Waynesboro school district meets 'adequate yearly progress' standards

July 10, 2008|By JENNIFER FITCH

WAYNESBORO, Pa. -- The Waynesboro Area School District met 2007-08's "adequate yearly progress" standards set forth by the Pennsylvania Department of Education, the district's interim superintendent announced this week.

Gloria Walker praised the administration and staff for their efforts.

"They truly did a commendable job this year with the students to increase student achievement," said Walker, who received the preliminary data July 1.

The district's graduation rate, which caused problems with AYP in the past, was at 90.5 percent and within acceptable rates, Walker said.
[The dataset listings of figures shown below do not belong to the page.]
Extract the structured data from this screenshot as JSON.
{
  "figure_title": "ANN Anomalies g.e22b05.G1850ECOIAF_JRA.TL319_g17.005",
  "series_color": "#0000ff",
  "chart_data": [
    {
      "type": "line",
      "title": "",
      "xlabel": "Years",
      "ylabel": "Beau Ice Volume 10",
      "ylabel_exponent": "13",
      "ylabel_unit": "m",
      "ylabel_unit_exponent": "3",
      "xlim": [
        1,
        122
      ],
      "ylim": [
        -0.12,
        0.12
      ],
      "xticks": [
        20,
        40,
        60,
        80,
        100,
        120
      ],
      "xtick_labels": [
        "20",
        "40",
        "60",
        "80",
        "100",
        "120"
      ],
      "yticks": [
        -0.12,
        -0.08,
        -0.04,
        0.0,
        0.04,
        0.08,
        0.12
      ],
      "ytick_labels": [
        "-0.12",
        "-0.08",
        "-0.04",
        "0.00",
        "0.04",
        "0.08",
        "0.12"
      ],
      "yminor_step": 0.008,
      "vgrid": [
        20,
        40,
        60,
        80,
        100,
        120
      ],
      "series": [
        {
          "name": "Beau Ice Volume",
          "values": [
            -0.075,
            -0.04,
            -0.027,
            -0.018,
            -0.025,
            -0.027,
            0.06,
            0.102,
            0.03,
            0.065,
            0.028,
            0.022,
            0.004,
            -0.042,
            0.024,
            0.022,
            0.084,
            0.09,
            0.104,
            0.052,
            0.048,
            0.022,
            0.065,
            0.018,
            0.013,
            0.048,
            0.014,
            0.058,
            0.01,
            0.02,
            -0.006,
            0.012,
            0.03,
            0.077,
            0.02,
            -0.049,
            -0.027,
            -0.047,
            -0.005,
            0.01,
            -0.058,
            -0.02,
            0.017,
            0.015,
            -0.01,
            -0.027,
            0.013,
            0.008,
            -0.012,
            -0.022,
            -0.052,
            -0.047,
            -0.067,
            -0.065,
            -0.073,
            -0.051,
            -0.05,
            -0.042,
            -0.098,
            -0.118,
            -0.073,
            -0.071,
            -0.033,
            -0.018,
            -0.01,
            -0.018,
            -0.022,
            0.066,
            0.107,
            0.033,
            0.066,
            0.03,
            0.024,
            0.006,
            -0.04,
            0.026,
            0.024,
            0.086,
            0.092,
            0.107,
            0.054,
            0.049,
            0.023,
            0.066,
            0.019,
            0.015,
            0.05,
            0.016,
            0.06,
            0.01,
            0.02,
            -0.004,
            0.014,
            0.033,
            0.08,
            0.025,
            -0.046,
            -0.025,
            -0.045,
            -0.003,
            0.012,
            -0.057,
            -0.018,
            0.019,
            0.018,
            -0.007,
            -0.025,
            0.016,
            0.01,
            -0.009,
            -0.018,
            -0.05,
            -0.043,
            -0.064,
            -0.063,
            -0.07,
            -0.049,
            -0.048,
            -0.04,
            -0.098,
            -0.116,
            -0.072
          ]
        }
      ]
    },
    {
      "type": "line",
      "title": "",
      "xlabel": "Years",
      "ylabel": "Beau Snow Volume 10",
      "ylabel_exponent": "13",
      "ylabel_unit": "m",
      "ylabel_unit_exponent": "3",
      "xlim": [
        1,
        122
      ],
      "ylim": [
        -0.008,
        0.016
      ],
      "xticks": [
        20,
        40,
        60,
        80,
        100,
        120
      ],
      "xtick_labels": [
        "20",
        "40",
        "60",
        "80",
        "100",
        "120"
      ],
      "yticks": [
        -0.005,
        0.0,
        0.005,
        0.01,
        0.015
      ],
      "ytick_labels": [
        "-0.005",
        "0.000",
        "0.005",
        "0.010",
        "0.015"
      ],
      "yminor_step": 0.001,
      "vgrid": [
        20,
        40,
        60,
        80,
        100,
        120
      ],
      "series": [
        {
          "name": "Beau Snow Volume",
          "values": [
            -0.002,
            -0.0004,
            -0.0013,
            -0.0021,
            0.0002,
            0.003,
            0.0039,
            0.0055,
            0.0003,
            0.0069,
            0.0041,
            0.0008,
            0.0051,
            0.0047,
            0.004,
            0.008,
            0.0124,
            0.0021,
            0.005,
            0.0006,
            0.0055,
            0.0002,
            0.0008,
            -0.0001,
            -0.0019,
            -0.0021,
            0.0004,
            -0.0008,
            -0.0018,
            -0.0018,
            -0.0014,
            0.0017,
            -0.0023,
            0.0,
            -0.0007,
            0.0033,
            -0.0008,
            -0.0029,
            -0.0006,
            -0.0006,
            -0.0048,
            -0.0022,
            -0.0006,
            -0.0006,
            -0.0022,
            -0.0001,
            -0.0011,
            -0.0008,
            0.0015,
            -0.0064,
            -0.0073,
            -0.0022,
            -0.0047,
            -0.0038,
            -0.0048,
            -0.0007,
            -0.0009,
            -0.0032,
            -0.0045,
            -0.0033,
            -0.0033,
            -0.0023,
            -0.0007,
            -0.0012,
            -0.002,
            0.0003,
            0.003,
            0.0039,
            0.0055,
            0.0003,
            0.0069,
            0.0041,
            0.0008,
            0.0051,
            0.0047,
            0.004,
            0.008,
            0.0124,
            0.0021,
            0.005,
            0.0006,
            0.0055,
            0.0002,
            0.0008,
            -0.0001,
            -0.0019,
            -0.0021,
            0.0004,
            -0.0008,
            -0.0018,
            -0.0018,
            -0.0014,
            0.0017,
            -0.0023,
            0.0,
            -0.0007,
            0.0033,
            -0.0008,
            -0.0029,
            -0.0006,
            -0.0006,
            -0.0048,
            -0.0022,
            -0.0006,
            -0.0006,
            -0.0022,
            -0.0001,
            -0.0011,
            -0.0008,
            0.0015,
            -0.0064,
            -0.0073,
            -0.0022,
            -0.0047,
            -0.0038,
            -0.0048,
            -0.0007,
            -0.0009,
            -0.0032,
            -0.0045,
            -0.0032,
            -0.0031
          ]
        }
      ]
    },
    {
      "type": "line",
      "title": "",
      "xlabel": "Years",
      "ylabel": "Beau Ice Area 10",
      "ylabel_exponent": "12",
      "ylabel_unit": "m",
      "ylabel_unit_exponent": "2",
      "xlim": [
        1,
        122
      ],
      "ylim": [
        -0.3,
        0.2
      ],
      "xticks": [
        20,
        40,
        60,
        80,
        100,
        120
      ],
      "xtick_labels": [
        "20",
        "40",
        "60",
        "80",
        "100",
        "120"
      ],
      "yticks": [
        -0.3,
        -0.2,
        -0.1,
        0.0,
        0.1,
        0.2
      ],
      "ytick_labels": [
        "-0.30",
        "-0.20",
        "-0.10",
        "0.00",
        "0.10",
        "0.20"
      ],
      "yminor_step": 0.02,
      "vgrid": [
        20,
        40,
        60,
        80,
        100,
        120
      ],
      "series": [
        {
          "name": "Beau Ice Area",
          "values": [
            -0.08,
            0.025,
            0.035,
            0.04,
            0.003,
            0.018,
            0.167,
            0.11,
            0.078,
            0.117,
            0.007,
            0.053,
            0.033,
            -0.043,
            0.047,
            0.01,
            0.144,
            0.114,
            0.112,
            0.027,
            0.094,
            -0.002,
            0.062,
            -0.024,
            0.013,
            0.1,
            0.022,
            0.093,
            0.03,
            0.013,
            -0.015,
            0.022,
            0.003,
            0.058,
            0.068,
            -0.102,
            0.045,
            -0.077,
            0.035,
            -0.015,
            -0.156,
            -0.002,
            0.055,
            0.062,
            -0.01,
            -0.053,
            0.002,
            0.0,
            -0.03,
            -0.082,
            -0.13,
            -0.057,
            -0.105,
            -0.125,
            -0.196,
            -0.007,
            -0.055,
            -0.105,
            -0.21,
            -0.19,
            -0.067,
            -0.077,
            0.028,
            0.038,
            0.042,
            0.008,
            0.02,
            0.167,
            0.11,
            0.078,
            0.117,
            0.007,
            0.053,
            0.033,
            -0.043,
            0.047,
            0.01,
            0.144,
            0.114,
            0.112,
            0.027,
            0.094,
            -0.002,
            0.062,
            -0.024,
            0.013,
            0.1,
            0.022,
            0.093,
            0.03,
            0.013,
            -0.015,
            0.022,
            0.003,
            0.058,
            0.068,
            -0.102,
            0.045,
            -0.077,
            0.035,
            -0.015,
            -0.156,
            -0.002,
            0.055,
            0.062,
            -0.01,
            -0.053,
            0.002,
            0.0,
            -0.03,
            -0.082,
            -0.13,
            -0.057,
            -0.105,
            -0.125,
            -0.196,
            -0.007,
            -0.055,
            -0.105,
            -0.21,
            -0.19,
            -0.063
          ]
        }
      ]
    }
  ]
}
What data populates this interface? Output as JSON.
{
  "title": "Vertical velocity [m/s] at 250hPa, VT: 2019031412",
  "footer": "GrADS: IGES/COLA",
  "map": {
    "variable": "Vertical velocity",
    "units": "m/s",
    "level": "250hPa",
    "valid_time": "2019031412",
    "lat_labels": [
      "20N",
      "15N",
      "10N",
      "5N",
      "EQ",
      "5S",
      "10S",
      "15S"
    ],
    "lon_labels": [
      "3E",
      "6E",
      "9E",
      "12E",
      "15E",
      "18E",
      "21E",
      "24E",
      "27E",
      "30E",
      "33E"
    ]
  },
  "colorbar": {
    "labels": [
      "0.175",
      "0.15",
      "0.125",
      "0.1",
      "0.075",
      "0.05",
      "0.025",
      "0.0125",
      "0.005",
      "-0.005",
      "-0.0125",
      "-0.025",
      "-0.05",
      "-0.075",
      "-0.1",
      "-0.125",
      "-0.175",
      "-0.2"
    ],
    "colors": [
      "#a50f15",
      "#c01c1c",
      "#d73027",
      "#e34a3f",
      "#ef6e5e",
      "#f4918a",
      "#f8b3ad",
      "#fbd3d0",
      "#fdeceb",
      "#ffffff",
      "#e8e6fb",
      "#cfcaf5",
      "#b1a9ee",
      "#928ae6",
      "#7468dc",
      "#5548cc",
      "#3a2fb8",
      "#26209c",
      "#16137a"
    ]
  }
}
Much of AYP - a requirement of the federal No Child Left Behind Act - comes from student performance on the Pennsylvania System of School Assessment tests.


Scores from a special education subgroup of Fairview Elementary School students landed that school on a warning list, but Walker said the state's decision will be appealed. She said that several students who receive speech therapy were counted incorrectly.

Also, Walker said the high school's math and reading scores were low, but the school received "safe harbor" by making improvements over the previous year.

"You can ask for progress, you can't ask for perfection," Walker said.

Everyone at Waynesboro Area Senior High School worked especially hard in the last two years, she said.

School board member Pat Heefner, who feels today's students take too many mandated tests, criticized NCLB for comparing data from one class of students to the ones enrolled the following year. She questioned why students aren't tracked on their own progress.

Sometimes, one group of students will simply perform better in a certain subject than another group, Heefner said. Teaching quality and curriculum might not be to blame, she said.

"The fact we don't acknowledge that as educators I find disturbing," Heefner said.